Na altura da análise intercalar, 142 de um total de 182 mulheres recrutadas com cancro da mama (fase I-II) e a receber quimioterapia com taxanas e/ou antraciclinas
- O arrefecimento do couro cabeludo atingiu uma taxa global de retenção de cabelo de 50,5% (95% CI 40,7-60,4%) em comparação com 0% no grupo de controlo (p<0,001)
- o efeito de arrefecimento ultrapassou assim o valor estatístico predefinido para a superioridade de p=0,0061, razão pela qual o estudo foi interrompido
- 5% não sofreu qualquer perda de cabelo com o arrefecimento do couro cabeludo e 45% sofreu uma perda de cabelo inferior a 50%.

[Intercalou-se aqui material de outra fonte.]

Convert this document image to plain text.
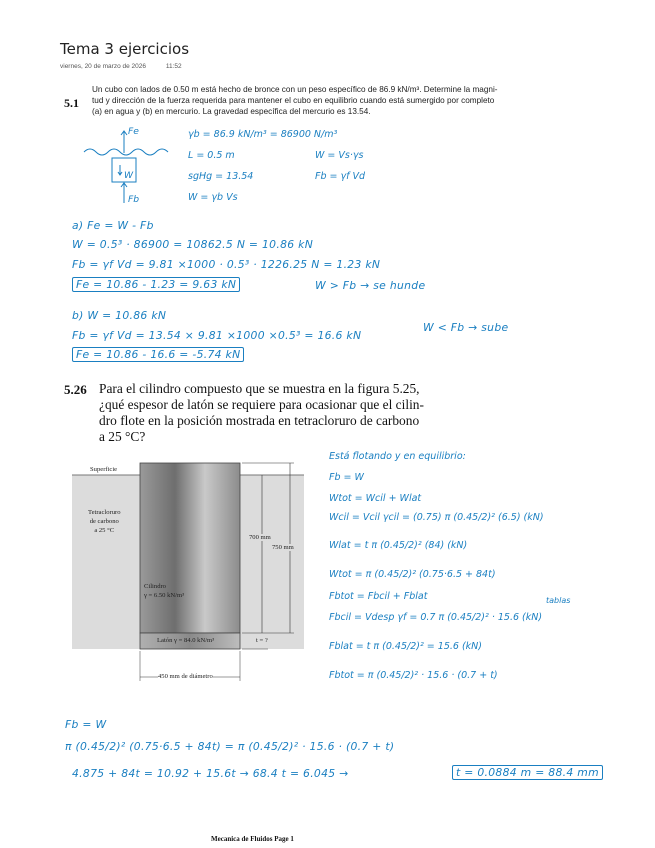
Tema 3 ejercicios
viernes, 20 de marzo de 2026	11:52
5.1
Un cubo con lados de 0.50 m está hecho de bronce con un peso específico de 86.9 kN/m³. Determine la magni-
tud y dirección de la fuerza requerida para mantener el cubo en equilibrio cuando está sumergido por completo
(a) en agua y (b) en mercurio. La gravedad específica del mercurio es 13.54.
Fe
W
Fb
γb = 86.9 kN/m³ = 86900 N/m³
L = 0.5 m
sgHg = 13.54
W = γb Vs
W = Vs·γs
Fb = γf Vd
a) Fe = W - Fb
W = 0.5³ · 86900 = 10862.5 N = 10.86 kN
Fb = γf Vd = 9.81 ×1000 · 0.5³ · 1226.25 N = 1.23 kN
Fe = 10.86 - 1.23 = 9.63 kN	W > Fb → se hunde
b) W = 10.86 kN
Fb = γf Vd = 13.54 × 9.81 ×1000 ×0.5³ = 16.6 kN
W < Fb → sube
Fe = 10.86 - 16.6 = -5.74 kN
5.26 Para el cilindro compuesto que se muestra en la figura 5.25,
¿qué espesor de latón se requiere para ocasionar que el cilin-
dro flote en la posición mostrada en tetracloruro de carbono
a 25 °C?
Superficie
Tetracloruro
de carbono
a 25 °C
Cilindro
γ = 6.50 kN/m³
Latón γ = 84.0 kN/m³	t = ?
700 mm
750 mm
450 mm de diámetro
Está flotando y en equilibrio:
Fb = W
Wtot = Wcil + Wlat
Wcil = Vcil γcil = (0.75) π (0.45/2)² (6.5) (kN)
Wlat = t π (0.45/2)² (84) (kN)
Wtot = π (0.45/2)² (0.75·6.5 + 84t)
Fbtot = Fbcil + Fblat
Fbcil = Vdesp γf = 0.7 π (0.45/2)² · 15.6 (kN)
tablas
Fblat = t π (0.45/2)² = 15.6 (kN)
Fbtot = π (0.45/2)² · 15.6 · (0.7 + t)
Fb = W
π (0.45/2)² (0.75·6.5 + 84t) = π (0.45/2)² · 15.6 · (0.7 + t)
4.875 + 84t = 10.92 + 15.6t → 68.4 t = 6.045 →	t = 0.0884 m = 88.4 mm
Mecanica de Fluidos Page 1
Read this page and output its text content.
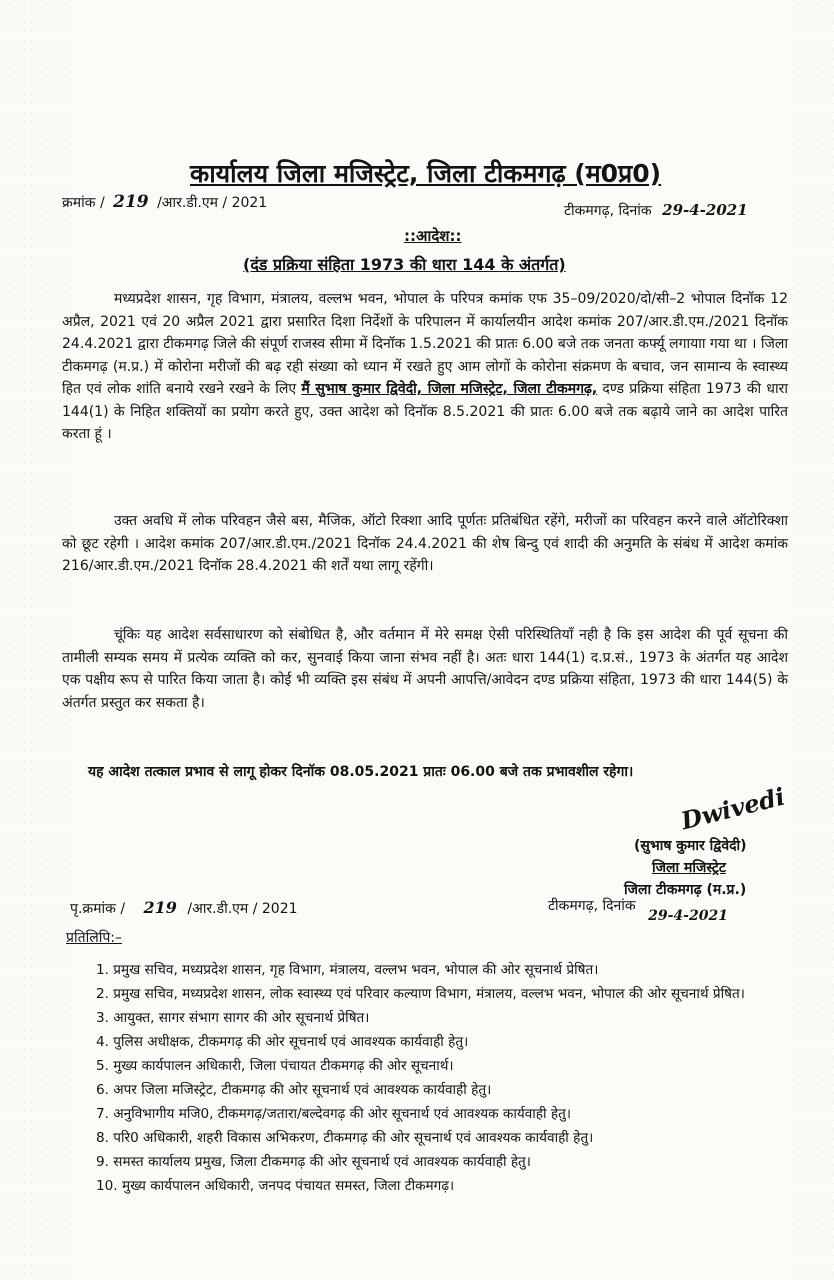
कार्यालय जिला मजिस्ट्रेट, जिला टीकमगढ़ (म0प्र0)
क्रमांक / 219 /आर.डी.एम / 2021	टीकमगढ़, दिनांक 29-4-2021
::आदेश::
(दंड प्रक्रिया संहिता 1973 की धारा 144 के अंतर्गत)
मध्यप्रदेश शासन, गृह विभाग, मंत्रालय, वल्लभ भवन, भोपाल के परिपत्र कमांक एफ 35–09/2020/दो/सी–2 भोपाल दिनॉक 12 अप्रैल, 2021 एवं 20 अप्रैल 2021 द्वारा प्रसारित दिशा निर्देशों के परिपालन में कार्यालयीन आदेश कमांक 207/आर.डी.एम./2021 दिनॉक 24.4.2021 द्वारा टीकमगढ़ जिले की संपूर्ण राजस्व सीमा में दिनॉक 1.5.2021 की प्रातः 6.00 बजे तक जनता कर्फ्यू लगायाा गया था । जिला टीकमगढ़ (म.प्र.) में कोरोना मरीजों की बढ़ रही संख्या को ध्यान में रखते हुए आम लोगों के कोरोना संक्रमण के बचाव, जन सामान्य के स्वास्थ्य हित एवं लोक शांति बनाये रखने रखने के लिए मैं सुभाष कुमार द्विवेदी, जिला मजिस्ट्रेट, जिला टीकमगढ़, दण्ड प्रक्रिया संहिता 1973 की धारा 144(1) के निहित शक्तियों का प्रयोग करते हुए, उक्त आदेश को दिनॉक 8.5.2021 की प्रातः 6.00 बजे तक बढ़ाये जाने का आदेश पारित करता हूं ।
उक्त अवधि में लोक परिवहन जैसे बस, मैजिक, ऑटो रिक्शा आदि पूर्णतः प्रतिबंधित रहेंगे, मरीजों का परिवहन करने वाले ऑटोरिक्शा को छूट रहेगी । आदेश कमांक 207/आर.डी.एम./2021 दिनॉक 24.4.2021 की शेष बिन्दु एवं शादी की अनुमति के संबंध में आदेश कमांक 216/आर.डी.एम./2021 दिनॉक 28.4.2021 की शर्तें यथा लागू रहेंगी।
चूंकिः यह आदेश सर्वसाधारण को संबोधित है, और वर्तमान में मेरे समक्ष ऐसी परिस्थितियॉं नही है कि इस आदेश की पूर्व सूचना की तामीली सम्यक समय में प्रत्येक व्यक्ति को कर, सुनवाई किया जाना संभव नहीं है। अतः धारा 144(1) द.प्र.सं., 1973 के अंतर्गत यह आदेश एक पक्षीय रूप से पारित किया जाता है। कोई भी व्यक्ति इस संबंध में अपनी आपत्ति/आवेदन दण्ड प्रक्रिया संहिता, 1973 की धारा 144(5) के अंतर्गत प्रस्तुत कर सकता है।
यह आदेश तत्काल प्रभाव से लागू होकर दिनॉक 08.05.2021 प्रातः 06.00 बजे तक प्रभावशील रहेगा।
Dwivedi
(सुभाष कुमार द्विवेदी)
जिला मजिस्ट्रेट
जिला टीकमगढ़ (म.प्र.)
पृ.क्रमांक / 219 /आर.डी.एम / 2021	टीकमगढ़, दिनांक 29-4-2021
प्रतिलिपि:–
1. प्रमुख सचिव, मध्यप्रदेश शासन, गृह विभाग, मंत्रालय, वल्लभ भवन, भोपाल की ओर सूचनार्थ प्रेषित।
2. प्रमुख सचिव, मध्यप्रदेश शासन, लोक स्वास्थ्य एवं परिवार कल्याण विभाग, मंत्रालय, वल्लभ भवन, भोपाल की ओर सूचनार्थ प्रेषित।
3. आयुक्त, सागर संभाग सागर की ओर सूचनार्थ प्रेषित।
4. पुलिस अधीक्षक, टीकमगढ़ की ओर सूचनार्थ एवं आवश्यक कार्यवाही हेतु।
5. मुख्य कार्यपालन अधिकारी, जिला पंचायत टीकमगढ़ की ओर सूचनार्थ।
6. अपर जिला मजिस्ट्रेट, टीकमगढ़ की ओर सूचनार्थ एवं आवश्यक कार्यवाही हेतु।
7. अनुविभागीय मजि0, टीकमगढ़/जतारा/बल्देवगढ़ की ओर सूचनार्थ एवं आवश्यक कार्यवाही हेतु।
8. परि0 अधिकारी, शहरी विकास अभिकरण, टीकमगढ़ की ओर सूचनार्थ एवं आवश्यक कार्यवाही हेतु।
9. समस्त कार्यालय प्रमुख, जिला टीकमगढ़ की ओर सूचनार्थ एवं आवश्यक कार्यवाही हेतु।
10. मुख्य कार्यपालन अधिकारी, जनपद पंचायत समस्त, जिला टीकमगढ़।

- apenas 63% com arrefecimento do couro cabeludo recorreu à substituição de cabelo artificial ou lenços de cabeça, em comparação com os 100% no grupo de controlo
- o sucesso do arrefecimento do couro cabeludo sob quimioterapia baseada em taxoterapia foi significativamente melhor.
Esta última descoberta não é nova, já na revisão de Komen et al. [1] tinham chegado a esta conclusão.
Um total de sete centros norte-americanos tinham participado no estudo. A retenção de cabelo tinha sido definida de acordo com a escala dos Critérios Terminológicos Comuns para Eventos Adversos versão 4.0 como grau 0 (sem queda de cabelo) e grau 1 (<50% de queda de cabelo; apenas visível em inspecção próxima; substituição de cabelo não necessária, mas no máximo outro corte de cabelo). Um médico cego efectuou a inspecção correspondente após quatro ciclos de terapia.
Surpreendente descoberta: qualidade de vida inalterada
A qualidade de vida, um dos pontos finais secundários, surpreendentemente não mudou significativamente entre o início e o fim dos quatro ciclos terapêuticos, mesmo com o arrefecimento do couro cabeludo. Isto era verdade tanto para os grupos de intervenção como de controlo, e dentro dos primeiros também para aqueles que tinham conseguido a retenção de cabelo. Isto pode ser uma surpresa, uma vez que se poderia, ou mesmo deveria, assumir que a alopecia, que é sempre mencionada como o efeito secundário mais oneroso de todos, é um importante factor determinante para a qualidade de vida.
Mas cuidado: o estudo perguntou sobre a funcionalidade emocional e social em geral, bem como ansiedade, depressão e imagem corporal, mas não especificamente sobre o stress causado pela queda de cabelo em si. Pode acontecer que o diagnóstico do cancro da mama, bem como a cirurgia e a quimioterapia, tenham tido um efeito tão forte nas variáveis que simplesmente “mascararam” os efeitos da presença ou ausência de alopecia. O parâmetro secundário, no entanto, põe um pouco em causa os bons resultados do parâmetro primário e, como tantas vezes em estudos, faz com que o arrefecimento do couro cabeludo pareça imprevisível e altamente variável no seu efeito.
Afinal, a tampa de arrefecimento também não produziu quaisquer efeitos adversos graves – todos os 54 eventos registados no grupo de intervenção, tais como secura, comichão, escalpe doloroso, tonturas, dores de cabeça e sensação de frio (!) eram de grau 1 ou 2. A preocupação com possíveis metástases no couro cabeludo, uma vez que os agentes quimioterápicos não podem desenvolver o seu efeito ali, também não foi confirmada no estudo.
Fonte: Nangia J, et al: Effect of a Scalp Cooling Device on Alopecia in Women Undergoing Chemotherapy for Breast Cancer – The SCALP Randomized Clinical Trial. JAMA 2017; 317(6): 596-605.
Literatura:
- Komen MM, et al: Factores que influenciam a eficácia do arrefecimento do couro cabeludo na prevenção da alopecia induzida por quimioterapia. Oncologista 2013 Jul; 18(7): 885-891.